FRIENDLY NEIGHBORHOOD SPIDER-MAN #1 [Review]

Friendly Neighborhood Spider-Man #1 Cover
FRIENDLY NEIGHBORHOOD SPIDER-MAN #1/ Script by TOM TAYLOR/ Pencils by JUANN CABAL & MARCELO FERREIRA/ Inks by JUANN CABAL & ROBERTO POGGI/ Colors by NOLAN WOODARD & JIM CAMPEBLL/ Letters by VC”S TRAVIS LANHAM/ Published by MARVEL COMICS

Regular readers of Kabooooom know that I’m something of a fan of Tom Taylor. From his work on Injustice, which took what should have been a simple video-game tie-in book and turned it into a critically acclaimed New York Times Best-Seller, to his work on X-Men: Red (the only X-Men team book in the last decade I collected monthly), Taylor has proven himself a master writer, able to balance comedy, action and drama in equal measure. Few other writers can make you laugh and make you cry within the turning of a single page, yet Taylor manages this on a regular basis.

Given that, it’s something of a surprise that Marvel Comics didn’t see fit to put Taylor in charge of a monthly Spider-Man title long before now. Because what character demands a writer of such talents more than Peter Parker?

A great Spider-Man comic has to have humor, because Peter is a funny guy both in and out of costume. It has to have drama, because ever since the days of Lee and Ditko the comic was as much about Peter’s love life and his job worries as it was fighting Electro and The Vulture. Depending on the writer, the comics often were more about Peter Parker than they were Spider-Man. And it has to have action, because… well, it’s a superhero book and there’s only so much we can do to defy conventions when it comes to people in tights beating each other up. It’s sort of a tradition.

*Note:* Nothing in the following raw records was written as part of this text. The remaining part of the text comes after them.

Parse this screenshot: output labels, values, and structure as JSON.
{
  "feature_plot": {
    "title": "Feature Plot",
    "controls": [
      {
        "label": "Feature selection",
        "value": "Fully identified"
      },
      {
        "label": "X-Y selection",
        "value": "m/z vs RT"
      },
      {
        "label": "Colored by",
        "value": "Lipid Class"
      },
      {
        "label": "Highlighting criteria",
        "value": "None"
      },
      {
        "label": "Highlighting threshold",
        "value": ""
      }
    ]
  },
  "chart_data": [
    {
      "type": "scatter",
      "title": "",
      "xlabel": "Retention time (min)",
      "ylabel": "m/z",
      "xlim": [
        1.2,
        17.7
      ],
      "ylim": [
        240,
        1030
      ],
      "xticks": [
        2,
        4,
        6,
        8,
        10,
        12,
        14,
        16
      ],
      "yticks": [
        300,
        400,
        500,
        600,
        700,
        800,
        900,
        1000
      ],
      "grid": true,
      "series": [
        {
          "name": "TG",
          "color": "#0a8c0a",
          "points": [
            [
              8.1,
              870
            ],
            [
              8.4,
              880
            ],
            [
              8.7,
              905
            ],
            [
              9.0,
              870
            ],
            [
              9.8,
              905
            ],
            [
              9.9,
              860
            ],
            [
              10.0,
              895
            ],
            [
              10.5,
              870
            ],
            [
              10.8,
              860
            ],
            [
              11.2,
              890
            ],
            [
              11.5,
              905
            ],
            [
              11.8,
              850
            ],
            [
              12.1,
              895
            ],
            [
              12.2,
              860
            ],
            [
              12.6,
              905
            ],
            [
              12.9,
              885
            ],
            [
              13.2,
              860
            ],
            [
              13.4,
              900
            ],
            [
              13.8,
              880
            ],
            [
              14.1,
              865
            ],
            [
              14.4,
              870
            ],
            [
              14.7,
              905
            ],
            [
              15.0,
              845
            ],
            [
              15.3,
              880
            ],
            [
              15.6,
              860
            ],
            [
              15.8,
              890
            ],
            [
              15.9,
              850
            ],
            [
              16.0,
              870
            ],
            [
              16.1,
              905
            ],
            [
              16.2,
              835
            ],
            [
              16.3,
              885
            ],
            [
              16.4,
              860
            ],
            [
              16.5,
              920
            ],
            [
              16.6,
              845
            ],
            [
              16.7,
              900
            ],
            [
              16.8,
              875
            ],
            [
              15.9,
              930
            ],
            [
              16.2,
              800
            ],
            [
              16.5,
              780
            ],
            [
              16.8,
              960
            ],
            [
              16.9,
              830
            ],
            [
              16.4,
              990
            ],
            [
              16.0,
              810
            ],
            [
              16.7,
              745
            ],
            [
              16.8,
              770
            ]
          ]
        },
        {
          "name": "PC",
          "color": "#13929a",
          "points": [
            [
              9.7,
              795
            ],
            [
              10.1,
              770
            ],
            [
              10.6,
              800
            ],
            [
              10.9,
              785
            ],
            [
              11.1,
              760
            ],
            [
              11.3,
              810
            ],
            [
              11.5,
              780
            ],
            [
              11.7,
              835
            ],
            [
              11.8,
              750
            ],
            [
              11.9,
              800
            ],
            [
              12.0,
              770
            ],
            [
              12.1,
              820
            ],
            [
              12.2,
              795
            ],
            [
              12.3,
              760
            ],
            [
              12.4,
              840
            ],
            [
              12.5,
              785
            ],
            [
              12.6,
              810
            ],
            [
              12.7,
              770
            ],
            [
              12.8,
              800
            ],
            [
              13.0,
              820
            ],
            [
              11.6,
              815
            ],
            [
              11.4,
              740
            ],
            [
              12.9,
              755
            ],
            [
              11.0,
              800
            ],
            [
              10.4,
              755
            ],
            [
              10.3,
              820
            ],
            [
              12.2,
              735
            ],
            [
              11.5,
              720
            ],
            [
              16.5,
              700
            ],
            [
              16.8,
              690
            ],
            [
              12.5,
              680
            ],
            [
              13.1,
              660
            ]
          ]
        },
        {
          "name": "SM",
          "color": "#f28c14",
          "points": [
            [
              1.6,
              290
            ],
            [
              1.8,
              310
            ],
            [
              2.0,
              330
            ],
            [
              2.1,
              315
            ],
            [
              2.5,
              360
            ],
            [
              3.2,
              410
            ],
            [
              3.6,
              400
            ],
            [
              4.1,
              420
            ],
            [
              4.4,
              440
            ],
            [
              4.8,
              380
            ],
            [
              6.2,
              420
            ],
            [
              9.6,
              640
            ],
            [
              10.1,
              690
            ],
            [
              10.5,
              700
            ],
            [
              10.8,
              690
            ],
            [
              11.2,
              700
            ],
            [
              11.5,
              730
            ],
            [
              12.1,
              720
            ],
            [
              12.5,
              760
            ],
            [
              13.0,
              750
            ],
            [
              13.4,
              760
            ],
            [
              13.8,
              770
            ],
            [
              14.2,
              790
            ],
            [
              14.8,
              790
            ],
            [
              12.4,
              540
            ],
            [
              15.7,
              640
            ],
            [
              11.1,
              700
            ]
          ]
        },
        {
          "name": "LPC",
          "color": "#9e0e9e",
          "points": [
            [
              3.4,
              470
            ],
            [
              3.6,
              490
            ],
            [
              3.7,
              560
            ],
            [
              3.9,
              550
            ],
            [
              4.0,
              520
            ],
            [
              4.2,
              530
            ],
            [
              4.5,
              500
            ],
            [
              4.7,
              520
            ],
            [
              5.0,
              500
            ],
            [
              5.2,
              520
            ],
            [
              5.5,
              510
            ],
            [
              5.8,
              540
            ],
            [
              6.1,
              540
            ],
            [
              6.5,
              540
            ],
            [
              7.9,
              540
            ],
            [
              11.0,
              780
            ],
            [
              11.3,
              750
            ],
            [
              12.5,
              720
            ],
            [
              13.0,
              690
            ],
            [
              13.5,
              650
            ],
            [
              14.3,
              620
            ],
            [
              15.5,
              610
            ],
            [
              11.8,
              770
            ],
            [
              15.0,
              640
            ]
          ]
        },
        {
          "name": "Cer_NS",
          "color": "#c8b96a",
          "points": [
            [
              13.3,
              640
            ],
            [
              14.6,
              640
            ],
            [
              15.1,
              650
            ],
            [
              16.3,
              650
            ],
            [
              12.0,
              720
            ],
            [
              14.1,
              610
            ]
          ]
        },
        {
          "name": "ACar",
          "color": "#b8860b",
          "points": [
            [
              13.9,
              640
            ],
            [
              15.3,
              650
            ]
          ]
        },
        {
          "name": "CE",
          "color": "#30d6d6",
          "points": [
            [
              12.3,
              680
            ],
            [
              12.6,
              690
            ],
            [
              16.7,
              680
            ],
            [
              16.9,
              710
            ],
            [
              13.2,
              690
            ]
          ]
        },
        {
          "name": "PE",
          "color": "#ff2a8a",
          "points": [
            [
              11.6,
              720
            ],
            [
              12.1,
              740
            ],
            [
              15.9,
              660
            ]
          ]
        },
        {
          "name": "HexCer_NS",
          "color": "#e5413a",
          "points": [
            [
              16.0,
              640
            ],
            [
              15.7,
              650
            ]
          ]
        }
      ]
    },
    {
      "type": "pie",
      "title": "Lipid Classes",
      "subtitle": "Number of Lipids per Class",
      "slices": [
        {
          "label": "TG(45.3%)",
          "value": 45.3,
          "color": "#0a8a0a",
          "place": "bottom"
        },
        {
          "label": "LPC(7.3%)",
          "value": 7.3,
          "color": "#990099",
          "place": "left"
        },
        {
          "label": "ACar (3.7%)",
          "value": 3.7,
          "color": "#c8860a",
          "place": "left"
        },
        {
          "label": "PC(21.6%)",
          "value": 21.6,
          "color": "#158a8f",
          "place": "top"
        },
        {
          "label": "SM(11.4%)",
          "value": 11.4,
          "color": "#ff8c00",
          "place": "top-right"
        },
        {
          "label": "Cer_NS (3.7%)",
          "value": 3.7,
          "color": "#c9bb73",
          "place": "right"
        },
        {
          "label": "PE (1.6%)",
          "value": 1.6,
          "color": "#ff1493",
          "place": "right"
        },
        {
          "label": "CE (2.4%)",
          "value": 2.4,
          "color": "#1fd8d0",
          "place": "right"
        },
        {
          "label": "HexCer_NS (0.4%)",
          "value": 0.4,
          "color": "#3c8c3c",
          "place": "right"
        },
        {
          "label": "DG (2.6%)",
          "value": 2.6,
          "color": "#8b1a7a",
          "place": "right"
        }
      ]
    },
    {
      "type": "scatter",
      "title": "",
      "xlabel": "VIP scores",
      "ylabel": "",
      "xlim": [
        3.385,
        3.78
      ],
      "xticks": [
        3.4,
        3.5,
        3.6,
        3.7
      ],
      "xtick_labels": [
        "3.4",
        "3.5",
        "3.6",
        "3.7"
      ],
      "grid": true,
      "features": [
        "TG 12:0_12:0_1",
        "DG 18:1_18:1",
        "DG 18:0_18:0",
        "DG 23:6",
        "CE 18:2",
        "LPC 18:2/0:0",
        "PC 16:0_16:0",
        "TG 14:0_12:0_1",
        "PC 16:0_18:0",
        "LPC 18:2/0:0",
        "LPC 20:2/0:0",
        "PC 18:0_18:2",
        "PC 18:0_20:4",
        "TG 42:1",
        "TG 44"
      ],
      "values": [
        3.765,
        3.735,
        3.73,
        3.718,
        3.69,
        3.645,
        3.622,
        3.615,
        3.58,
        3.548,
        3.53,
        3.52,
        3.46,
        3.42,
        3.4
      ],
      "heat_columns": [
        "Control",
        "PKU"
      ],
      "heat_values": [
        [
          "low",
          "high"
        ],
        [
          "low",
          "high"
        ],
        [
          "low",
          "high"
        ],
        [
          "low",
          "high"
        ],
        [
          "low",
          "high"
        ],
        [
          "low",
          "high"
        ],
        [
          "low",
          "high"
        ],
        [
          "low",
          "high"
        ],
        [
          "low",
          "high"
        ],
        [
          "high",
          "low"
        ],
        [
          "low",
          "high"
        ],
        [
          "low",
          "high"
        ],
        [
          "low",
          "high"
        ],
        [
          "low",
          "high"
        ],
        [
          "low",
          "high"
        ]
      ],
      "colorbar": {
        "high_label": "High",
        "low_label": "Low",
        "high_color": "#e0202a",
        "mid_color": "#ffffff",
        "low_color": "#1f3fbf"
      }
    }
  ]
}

Friendly Neighborhood Spider-Man #1 Page 1

Friendly Neighborhood Spider-Man #1 is not a great Spider-Man book, but it is a good one with a lot of potential. The chief reason it is denied greatness is because Taylor does not seem to have been afforded the opportunity to cut loose the way he has on earlier series. Everything we see here conforms to the vision of Nick Spencer, the current writer on Amazing Spider-Man. As such, we get very little of Tom Taylor being Tom Taylor and a lot of exposition regarding how Peter Parker is a pariah in the scientific community and is stuck depending on a super-villain roommate to pay the bills.

Thankfully, Taylor is a master of “show, don’t tell” storytelling, so most of this information is conveyed through action sequences and comedy rather than lengthy information dumps. This is where we get to see Taylor shine, through simple sequences that put the “Friendly Neighbor” in “Friendly Neighborhood Spider-Man.” Unlikely as it is that someone might pick up a comic book not having any inkling who Peter Parker is as a person in this day in age, we get to see Peter helping a homeless family, rescuing a father and daughter as Spidey and coping with the roommate from Hell.

Friendly Neighborhood Spider-Man #1 Page 2

Juann Cabal proves to be an ideal partner for Taylor in this enterprise. Drawing a Spider-Man comic requires as wide a variety of skills as writing one and Cabal proves capable of drawing everything Taylor’s script requires, be it a tense action sequence or a slice-of-life comedy. The colors by Nolan Woodard are well-chosen and Travis Lanham does a fantastic job placing the word-balloons in such a fashion that the art is not obscured by the dialogue.

This first issue also includes a back-up story, on which my opinions are decidedly more mixed. The focus here is largely on Aunt May and I can say little more about it without giving away the game. On the one hand, this story reads more like pure Tom Taylor and includes a fantastic sequence in which Peter Parker takes Mary Jane out for a candle-lit dinner on top of a skyscraper. On the other hand, the artwork is more uneven, with the inks by Roberto Poggi being a little thin at times and Marcelo Ferreira’s figures being oddly disjointed at times.

Friendly Neighborhood Spider-Man #1 Page 3

Despite its flaws, Friendly Neighborhood Spider-Man #1 is everything I expected and most of what I hoped for. It is a good Spider-Man comic, if not a great one, but the potential is there for it to become something special. Long-time Spider-Fans will find it enjoyable, if nothing else.